ONE MAN BAND

Written By: Joshua Bradford Gray

How Floyd Kellogg became Nantucket’s resident music man.

Making it as a professional musician is difficult even in the best of times. Making it in the midst of a pandemic, with music venues shuttered indefinitely, sounds next to impossible. Yet local musician Floyd Kellogg has always been a bit of a rarity. A jack-of-all-trades music man, Kellogg switches from sound engineer, to multi-instrumentalist, to session player, to songwriter, to composer, to producer with the ease of an old bluesman picking through a solo. Indeed, Kellogg’s ability to improvise has enabled him to not only survive over the last year—but thrive.

Prior to the pandemic, Kellogg could be found playing in a half dozen bands around the island. One day, he’d be ripping electric guitar solos at the Rose & Crown for the rock band Buckle & Shake, the next he could be laying down reggae riffs with the Foggy Roots outfit at the brewery or hammering the bass at the Box with Lance Mountain. Off Nantucket, Kellogg toured with the nationally renowned band Andy Frasco and the U.N. All the while, between gigs, in the airports and on the road, Kellogg worked away on his laptop scoring soundtracks for a variety of films and television networks like Showtime and A&E.

“It’s always been about playing a better show, being better,” said Kellogg, who also serves as the studio engineer as well as music production and beat-making instructor at the Nantucket Community Music Center. “It’s shutting the door on the last thing you did and keep moving forward to the next one.”

The pandemic prompted Kellogg to spend more time creating and composing music for various film projects as well as performing in recording sessions for a variety of musical endeavors around the country. More locally, he collaborated with Nantucket-based artists recording their debut albums while also co-producing, recording and engineering the first season of The Dreamland’s high-definition, recorded music series Dreamland Live Sessions.

Part of Kellogg’s magic is his mastery of multiple instruments, from electric guitar, to drums, to his first love of the bass. He began playing bass at ten years old, which led to drum lessons and then forming a handful of bands in his hometown of Newtown, Connecticut. By fourteen, Kellogg was booking gigs all over New England, including in roadhouses and over-twenty-one clubs where his parents needed to chaperone him.

He joined the school band, discovered jazz and got his start in music theory. Manning the upright acoustic bass, Kellogg performed at such a high level that when it came time for college, he had his choice of top music schools like Oberlin and the Berklee College of Music in Boston. “I guess I was about as proficient as a high school kid could be,” he admitted, “but that’s all I ever wanted to do.”

He ultimately decided to stay close to home and attend the University of Connecticut where he studied classical percussion, jazz drumming and bass. During those four years, Kellogg’s raw talent congealed with a formal education in music. “I wouldn’t trade my schooling for anything,” he said. “Even though I’ve been in rock bands ever since, rock doesn’t come at music from a place of theory. Rock may be more visceral, but understanding music theory is a way of understanding and explaining a lot of what music actually is.”
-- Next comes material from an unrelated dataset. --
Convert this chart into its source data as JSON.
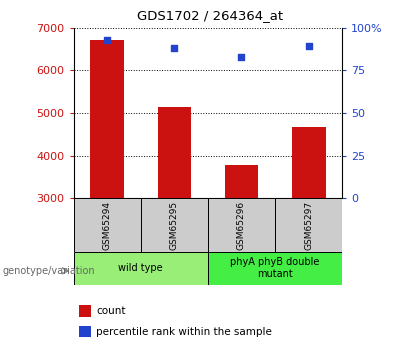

With that solid foundation, Kellogg dove headlong into the rock scene with his first major band called Adios Pantalones. “We had tours, merch, a van, a bank account, the whole thing,” he recalled. “We got to play big festivals and it was our music, all based on our own ideas.” This was also how he discovered Nantucket, coming out during summers to play gigs at the Chicken Box. He quickly made friends on the island and met his fiancée, local designer Audrey Sterk, whom—perhaps not surprisingly—Kellogg later started a trio band with called You Scream, I Scream.

In the years since, Kellogg and Sterk have built a life together on Nantucket with their nine-year-old son Van (a rock’n’roll name if there ever was one). Much of his time is now spent in the recording booth of Nantucket Community Music Center mixing tracks or working with a wide variety of local and visiting musicians. While always looking for his next great project or memorable collaboration, Kellogg said his work with his students and local musicians is deeply fulfilling to his life as an artist. “Certain recording sessions can make your hair stand on end,” he said. “It can be rare when it happens, but it’s amazing when it does. To be able to create that feeling for myself and for other people, I think that’s where I find the passion for what I do.”